The Universe shook her head and clucked her tongue. “No, no Ann. Time’s up.”
Then I took one step back on a defensive play and heard a deafening c..r..a..c..k. like a large branch breaking off from the trunk. The tendon had completely detached and curled up like a caterpillar taking refuge in my calf. Time slowed. My brain shut down to the pain centers of my body. I could no longer hear or feel. Balanced on one leg I looked down at my dangling left foot.
As I lay flat on my back in my little apartment with my repaired Achilles in a large black boot elevated up on a chair I thought to myself, “This is it. I will never play volleyball again.” I was a mere 5’9 and had just turned 30. I was no longer going to be a viable competitor on the tour, especially without my hops. A primal wail released from my soul at the dramatic loss of my dream, and from an even deeper place within escaped a howl rooted in fear that I was absolutely nothing without volleyball. I was no longer important. I was no longer going to be respected nor admired. Who the Hell was I without volleyball? The pain was too raw, too vulnerable too humbling for me to hold on my own.
Dr.Gervais to the rescue. He pointed out that all of those feelings I was seeking were outside of myself. I had no control over whether other people thought I was great, or important.
And being admired? That was just ME trying to define my self-worth through someone else's eyes. He reminded me that I had a new lease on life. A blank page to define who I wanted to be in this world.
Dr.G challenged me,
“What kind of person do you want to be?”
“What kind of impact do you want to make on the world?”

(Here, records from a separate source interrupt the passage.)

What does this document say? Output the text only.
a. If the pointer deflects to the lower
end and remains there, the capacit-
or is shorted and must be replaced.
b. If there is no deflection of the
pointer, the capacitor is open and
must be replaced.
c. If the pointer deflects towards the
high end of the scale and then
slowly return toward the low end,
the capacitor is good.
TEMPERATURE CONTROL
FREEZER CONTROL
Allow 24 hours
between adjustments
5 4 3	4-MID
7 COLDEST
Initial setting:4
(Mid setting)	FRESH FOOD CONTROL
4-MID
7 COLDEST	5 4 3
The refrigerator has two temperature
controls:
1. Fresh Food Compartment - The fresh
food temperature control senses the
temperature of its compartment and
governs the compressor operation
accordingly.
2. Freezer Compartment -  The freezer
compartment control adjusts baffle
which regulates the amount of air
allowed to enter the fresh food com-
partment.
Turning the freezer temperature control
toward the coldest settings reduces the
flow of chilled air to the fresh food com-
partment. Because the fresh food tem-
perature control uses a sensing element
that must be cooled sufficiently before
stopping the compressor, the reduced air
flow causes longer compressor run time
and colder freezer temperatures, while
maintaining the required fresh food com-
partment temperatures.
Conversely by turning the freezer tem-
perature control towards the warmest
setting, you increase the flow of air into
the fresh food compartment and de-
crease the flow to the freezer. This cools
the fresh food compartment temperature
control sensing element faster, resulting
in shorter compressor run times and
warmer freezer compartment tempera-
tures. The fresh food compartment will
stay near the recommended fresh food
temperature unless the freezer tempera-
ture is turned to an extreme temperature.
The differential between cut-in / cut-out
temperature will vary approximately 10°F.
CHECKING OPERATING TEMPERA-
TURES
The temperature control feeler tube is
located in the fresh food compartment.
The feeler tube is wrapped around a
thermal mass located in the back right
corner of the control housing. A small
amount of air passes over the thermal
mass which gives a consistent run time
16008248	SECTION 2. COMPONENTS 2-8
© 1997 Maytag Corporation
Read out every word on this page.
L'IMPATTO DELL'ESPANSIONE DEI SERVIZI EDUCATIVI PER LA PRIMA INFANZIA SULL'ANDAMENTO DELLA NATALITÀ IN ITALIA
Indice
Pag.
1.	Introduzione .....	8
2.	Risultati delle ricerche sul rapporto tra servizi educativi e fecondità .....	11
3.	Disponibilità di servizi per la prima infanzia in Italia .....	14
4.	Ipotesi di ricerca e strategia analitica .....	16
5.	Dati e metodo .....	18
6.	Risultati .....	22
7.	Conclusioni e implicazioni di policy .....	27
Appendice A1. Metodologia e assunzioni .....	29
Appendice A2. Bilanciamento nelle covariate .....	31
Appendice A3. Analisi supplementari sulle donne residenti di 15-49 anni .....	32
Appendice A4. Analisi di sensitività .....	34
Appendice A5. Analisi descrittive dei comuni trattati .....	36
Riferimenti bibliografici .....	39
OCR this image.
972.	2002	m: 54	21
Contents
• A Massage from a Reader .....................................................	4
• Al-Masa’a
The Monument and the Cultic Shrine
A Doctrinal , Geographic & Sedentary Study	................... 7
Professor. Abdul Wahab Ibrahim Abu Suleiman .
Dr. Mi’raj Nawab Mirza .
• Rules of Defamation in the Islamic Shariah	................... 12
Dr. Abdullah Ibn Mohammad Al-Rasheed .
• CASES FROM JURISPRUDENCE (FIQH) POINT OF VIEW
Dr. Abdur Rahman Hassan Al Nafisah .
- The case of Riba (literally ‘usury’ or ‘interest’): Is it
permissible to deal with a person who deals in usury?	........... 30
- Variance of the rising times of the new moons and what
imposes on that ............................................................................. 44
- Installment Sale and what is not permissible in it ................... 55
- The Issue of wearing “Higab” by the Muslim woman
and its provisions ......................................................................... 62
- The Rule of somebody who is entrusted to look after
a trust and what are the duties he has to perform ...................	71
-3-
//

“How can you use your experience to help others?”
I had only been in the business of helping myself so I had no frame of reference for what it might mean to genuinely impact others. I surrendered to the idea that Dr.G had guided me to a healthy state of mind before and so I trusted the process and let go of the outcome.
Fast forward 13 years…
After a whirlwind journey of self-discovery, extensive service to others, a belief in something greater than myself, and the understanding that when I give away my knowledge, spirit, fire, experience, and wisdom that the return is tenfold.
It was like a magical formula that was really quite simple.
My need for importance and notoriety and admiration faded, and instead I was lit up from within. It became second nature to help others, not just serve my own ascent to greatness but instead help lift others to rise to find their own golden treasure trove within.
Now my passion is to help young athletes find their inner strength and unlock their potential with a balanced and healthy mindset. If I had learned the tools of the mental game early on in my career I feel like my potential could have been far greater and I would have suffered far less. Many athletes not only need a basic set of tools for their mental game but also support in how to unravel some of their false beliefs about their abilities, their self-worth and their expectations of themselves.
We are a product of our inner beliefs
The greatest satisfaction comes from helping an athlete find her fire and her genuine motivation to wade through the challenges and adversity of her sport.
So in the meantime, I felt a stirring.
Two years ago I declared that YES, I AM READY TO PLAY AGAIN! After birthing two humans and helping countless athletes with their mental game I am balanced, yet softer, and in a less competitive space in my life.
But that pilot light was just waiting to be lit.
I played a few pick-up games for fun.
I was lit.
The time has come to play volleyball again. 13 years after The Snapping.
But the Universe had a funny way of telling me that it was not me time quite yet.
After months of snow and no access to “beach volleyball” I invented my own training regime:
FIERCE visualization, AGGRESSIVE snow shoveling, and HOT yoga
And so I bring my ever-expanding toolbox of mental skills to the tournament along with my bum Achilles, my 43-year-old Mom body, and a stronger than ever belief in myself and my abilities.
No expectations. One point at a time. Let’s do this.